= Multi Role Vehicle-Protected =

Vehicle programme of the British Army

The Multi Role Vehicle-Protected (MRV-P) is a programme to deliver future wheeled utility and logistics vehicles for the British Army.

The vehicle formed part of the projected future equipment for the army as envisaged in the Army 2020 programme, the name given to the restructuring of the British Army in light of the Strategic Defence and Security Review 2010.

==Background==
The MRV-P programme originated from the Operational Utility Vehicle System. This plan would:

provide a robust, easily supported system, comprising operational utility vehicles that are able to carry light cargo (up to six tonnes)
or small groups of personnel, integrate as many special-to-role systems as possible and which can operate
in diverse climatic and topographical conditions worldwide, in order to support and contribute to land
(including land air) and littoral manoeuvre operations’.

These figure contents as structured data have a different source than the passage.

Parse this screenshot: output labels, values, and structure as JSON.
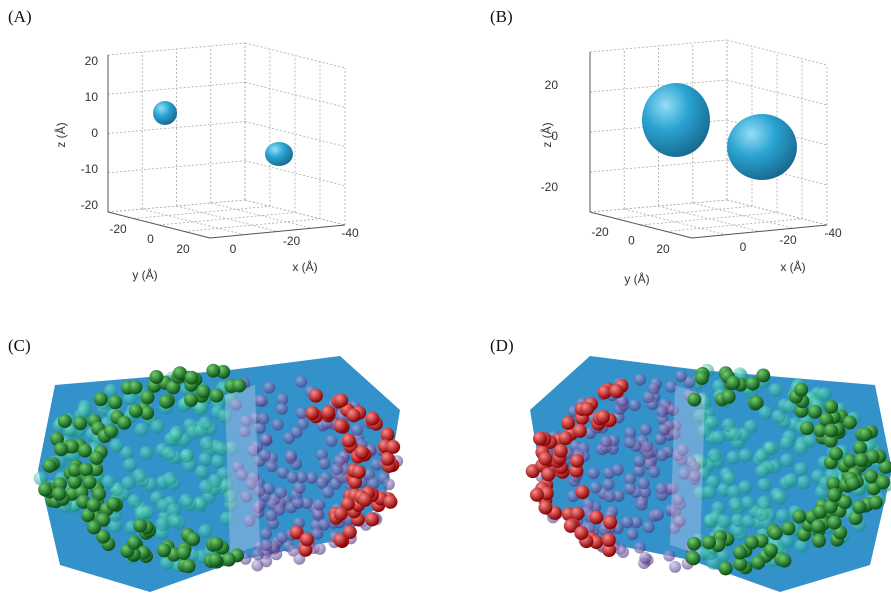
{
  "panels": [
    {
      "label": "(A)",
      "z_label": "z (Å)",
      "y_label": "y (Å)",
      "x_label": "x (Å)",
      "z_ticks": [
        20,
        10,
        0,
        -10,
        -20
      ],
      "y_ticks": [
        -20,
        0,
        20
      ],
      "x_ticks": [
        0,
        -20,
        -40
      ]
    },
    {
      "label": "(B)",
      "z_label": "z (Å)",
      "y_label": "y (Å)",
      "x_label": "x (Å)",
      "z_ticks": [
        20,
        0,
        -20
      ],
      "y_ticks": [
        -20,
        0,
        20
      ],
      "x_ticks": [
        0,
        -20,
        -40
      ]
    },
    {
      "label": "(C)"
    },
    {
      "label": "(D)"
    }
  ]
}
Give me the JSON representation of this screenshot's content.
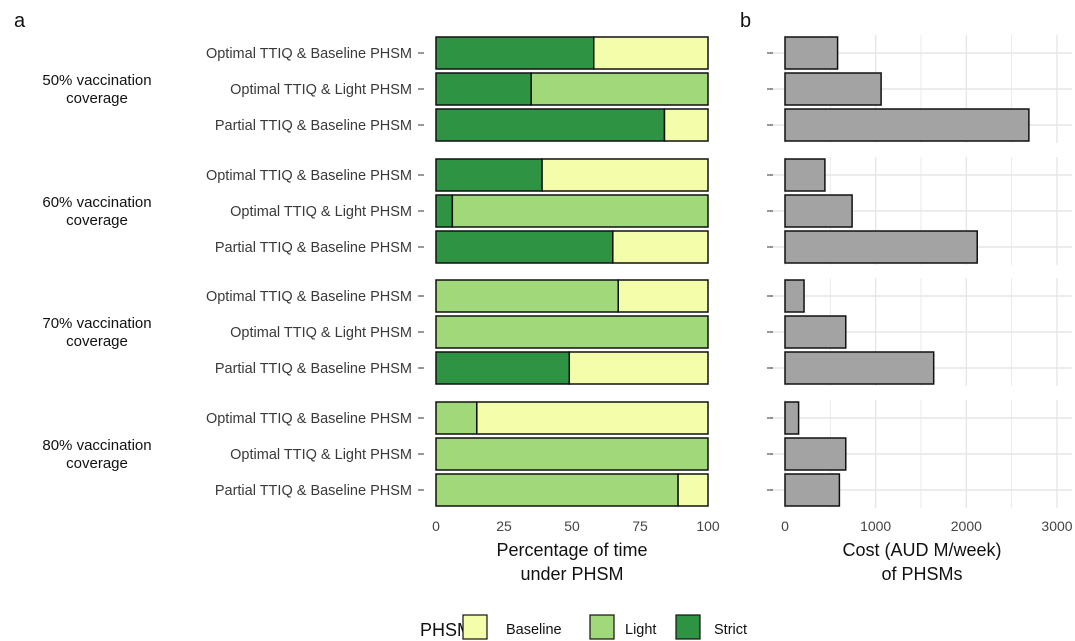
{
  "panels": {
    "a_label": "a",
    "b_label": "b"
  },
  "groups": [
    {
      "label_line1": "50% vaccination",
      "label_line2": "coverage"
    },
    {
      "label_line1": "60% vaccination",
      "label_line2": "coverage"
    },
    {
      "label_line1": "70% vaccination",
      "label_line2": "coverage"
    },
    {
      "label_line1": "80% vaccination",
      "label_line2": "coverage"
    }
  ],
  "scenarios": [
    "Optimal TTIQ & Baseline PHSM",
    "Optimal TTIQ & Light PHSM",
    "Partial TTIQ & Baseline PHSM"
  ],
  "legend": {
    "title": "PHSM",
    "items": [
      {
        "label": "Baseline",
        "color": "#f4fdaa"
      },
      {
        "label": "Light",
        "color": "#a0d87a"
      },
      {
        "label": "Strict",
        "color": "#2e9444"
      }
    ]
  },
  "chart_data": [
    {
      "panel": "a",
      "type": "bar",
      "orientation": "horizontal",
      "stacked": true,
      "xlabel_line1": "Percentage of time",
      "xlabel_line2": "under PHSM",
      "xlim": [
        0,
        100
      ],
      "xticks": [
        "0",
        "25",
        "50",
        "75",
        "100"
      ],
      "stack_order": [
        "Strict",
        "Light",
        "Baseline"
      ],
      "colors": {
        "Strict": "#2e9444",
        "Light": "#a0d87a",
        "Baseline": "#f4fdaa"
      },
      "rows": [
        {
          "group": 0,
          "scenario": 0,
          "Strict": 58,
          "Light": 0,
          "Baseline": 42
        },
        {
          "group": 0,
          "scenario": 1,
          "Strict": 35,
          "Light": 65,
          "Baseline": 0
        },
        {
          "group": 0,
          "scenario": 2,
          "Strict": 84,
          "Light": 0,
          "Baseline": 16
        },
        {
          "group": 1,
          "scenario": 0,
          "Strict": 39,
          "Light": 0,
          "Baseline": 61
        },
        {
          "group": 1,
          "scenario": 1,
          "Strict": 6,
          "Light": 94,
          "Baseline": 0
        },
        {
          "group": 1,
          "scenario": 2,
          "Strict": 65,
          "Light": 0,
          "Baseline": 35
        },
        {
          "group": 2,
          "scenario": 0,
          "Strict": 0,
          "Light": 67,
          "Baseline": 33
        },
        {
          "group": 2,
          "scenario": 1,
          "Strict": 0,
          "Light": 100,
          "Baseline": 0
        },
        {
          "group": 2,
          "scenario": 2,
          "Strict": 49,
          "Light": 0,
          "Baseline": 51
        },
        {
          "group": 3,
          "scenario": 0,
          "Strict": 0,
          "Light": 15,
          "Baseline": 85
        },
        {
          "group": 3,
          "scenario": 1,
          "Strict": 0,
          "Light": 100,
          "Baseline": 0
        },
        {
          "group": 3,
          "scenario": 2,
          "Strict": 0,
          "Light": 89,
          "Baseline": 11
        }
      ]
    },
    {
      "panel": "b",
      "type": "bar",
      "orientation": "horizontal",
      "xlabel_line1": "Cost (AUD M/week)",
      "xlabel_line2": "of PHSMs",
      "xlim": [
        0,
        3000
      ],
      "xticks": [
        "0",
        "1000",
        "2000",
        "3000"
      ],
      "bar_color": "#a3a3a3",
      "grid": true,
      "rows": [
        {
          "group": 0,
          "scenario": 0,
          "value": 580
        },
        {
          "group": 0,
          "scenario": 1,
          "value": 1060
        },
        {
          "group": 0,
          "scenario": 2,
          "value": 2690
        },
        {
          "group": 1,
          "scenario": 0,
          "value": 440
        },
        {
          "group": 1,
          "scenario": 1,
          "value": 740
        },
        {
          "group": 1,
          "scenario": 2,
          "value": 2120
        },
        {
          "group": 2,
          "scenario": 0,
          "value": 210
        },
        {
          "group": 2,
          "scenario": 1,
          "value": 670
        },
        {
          "group": 2,
          "scenario": 2,
          "value": 1640
        },
        {
          "group": 3,
          "scenario": 0,
          "value": 150
        },
        {
          "group": 3,
          "scenario": 1,
          "value": 670
        },
        {
          "group": 3,
          "scenario": 2,
          "value": 600
        }
      ]
    }
  ]
}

However, as reported by the National Audit Office in its 2011 Major Reports, the Operational Utility Vehicle System was cancelled in 2011 and the requirement was re-scoped to form the MRV-P programme. The concept phase supposedly was completed by early spring 2015.

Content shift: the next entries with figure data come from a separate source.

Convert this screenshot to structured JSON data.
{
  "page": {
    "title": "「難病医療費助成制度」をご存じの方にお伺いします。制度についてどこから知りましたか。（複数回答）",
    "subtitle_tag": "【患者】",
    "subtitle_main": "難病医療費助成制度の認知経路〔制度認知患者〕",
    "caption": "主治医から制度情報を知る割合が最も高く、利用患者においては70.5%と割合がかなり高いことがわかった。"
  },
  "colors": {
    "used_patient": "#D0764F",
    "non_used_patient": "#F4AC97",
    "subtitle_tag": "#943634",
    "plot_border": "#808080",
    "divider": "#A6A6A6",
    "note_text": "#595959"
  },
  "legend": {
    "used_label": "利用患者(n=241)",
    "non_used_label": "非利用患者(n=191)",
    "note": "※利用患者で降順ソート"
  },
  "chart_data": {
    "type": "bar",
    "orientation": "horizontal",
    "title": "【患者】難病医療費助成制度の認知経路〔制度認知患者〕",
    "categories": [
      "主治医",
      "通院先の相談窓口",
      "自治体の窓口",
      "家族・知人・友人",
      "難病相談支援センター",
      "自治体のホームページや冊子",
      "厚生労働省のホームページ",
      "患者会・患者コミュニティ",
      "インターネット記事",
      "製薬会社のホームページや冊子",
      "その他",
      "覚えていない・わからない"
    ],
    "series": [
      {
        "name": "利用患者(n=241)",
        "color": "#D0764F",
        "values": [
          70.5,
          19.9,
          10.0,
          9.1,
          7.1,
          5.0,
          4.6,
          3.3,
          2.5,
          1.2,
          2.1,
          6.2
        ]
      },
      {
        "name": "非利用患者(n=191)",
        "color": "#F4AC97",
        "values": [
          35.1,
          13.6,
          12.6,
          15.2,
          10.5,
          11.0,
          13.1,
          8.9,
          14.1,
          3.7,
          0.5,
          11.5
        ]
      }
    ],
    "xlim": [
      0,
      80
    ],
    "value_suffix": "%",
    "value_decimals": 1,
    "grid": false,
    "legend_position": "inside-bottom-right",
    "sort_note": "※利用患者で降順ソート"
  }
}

==Characteristics of the MRV-P==
A Public Sector Tenders tenders report stated that:
[The] Multi Role Vehicle Protected (MRV-P) is a Cat A project intended to meet the requirement for a protected deployable platform employed by all Force Elements, at all scales of effort, in a wide range of environments, and on all parts of the battlefield except for the direct fire zone. The MRV-P should bring commonality to the fleet and reduce the logistic footprint for utility vehicles by 2020.

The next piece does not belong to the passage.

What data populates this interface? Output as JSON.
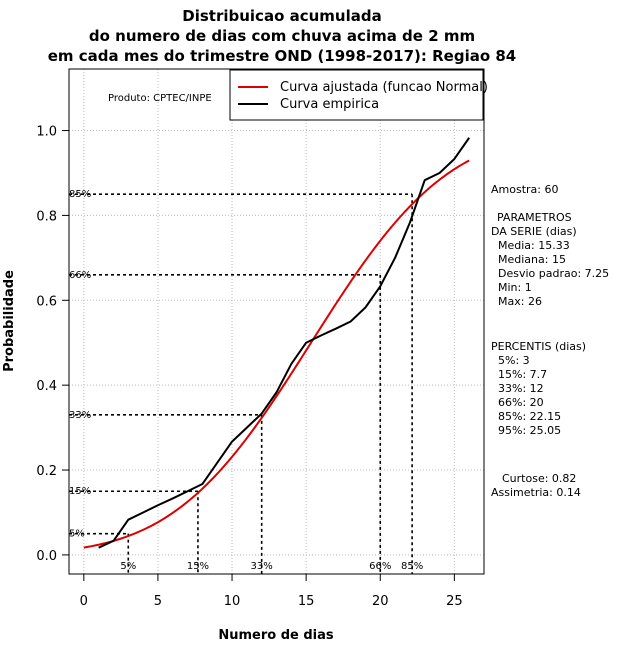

The requirement was further explained in a presentation by then Brigadier PS Rafferty. The presentation explained that MRV-P vehicles would deploy in the Divisional Support Area in future British Army divisions. MRV-P would have four variants: command and liaison with a four-person seating, a command and control variant that could expand and deploy statically and fit up to six personnel, a logistics transport variant for two personnel and a troop carrier variant with a driver, commander and six dismounts. The presentation further stated that the MRV-P variants would replace the following vehicles in the British Army once they reached their out-of-service dates, although this has yet to be confirmed:

- Ocelot/Foxhound (to be replaced by the troop carrier variant)
- Husky (to be replaced by the logistics transport variant)
- Panther (to be replaced by the command & liaison/command & control variant)
- WMIK
- Vector

In February 2016, a Europa Supplies contract indicated that the Ministry of Defence requested for two variants: a Troop Carrying Vehicle (TCV) and a Future Protected Battlefield Ambulance (FPBFA). The TCV would sit: 1 x Driver; 1 x Commander; and 6 x Seated Passengers. The FPBFA would sit: 1 x Driver; 1 x Commander; 6 x Personnel or a combination of permanent seating for 2 x Medical Attendants seated at the head of the stretcher and ability to transport 2 stretchered casualties or 1 stretchered casualty and 3 Seated Casualties and combinations thereof. The dimensions would be of maximum width 2,500 mm and maximum height of 2,650 mm (in transit mode). It "must be capable of being transported by land, sea and air (including but not limited to A400M and C17) with minimal preparation. There is [however] no requirement to transport under slung by rotary wing aircraft." The two variants must have more than a medium Mobility load carrying classification and they must protect the occupants from ballistic threat at more than Stanag Level 2 and blast threat at more than Stanag Level 2.

==Bidders==
In September 2015, IHS Janes reported that General Dynamics offered two different variants for the MRV-P programme. One was the General Dynamics European Land Systems Mowag Eagle V in the 4x4 and 6x6 configurations. Another option was the General Dynamics Land Systems UK (previously Force Protection) Ocelot 4x4 which was already in British Army service. In June 2016, Defense News reported that the British MOD was in talks with the US Defense Department about purchasing the Oshkosh L-ATV or the Joint Light Tactical Vehicle for Package 1 of the MRV-P programme. With respect to Package 2, the report also noted that the RMMV Survivor R is also one of the five downselected for this requirement, the remaining other contenders being BAE SYSTEMS, General Dynamics UK, Mercedes Benz, Thales UK. A possible sale of 2,747 JLTV vehicles was notified in July 2017.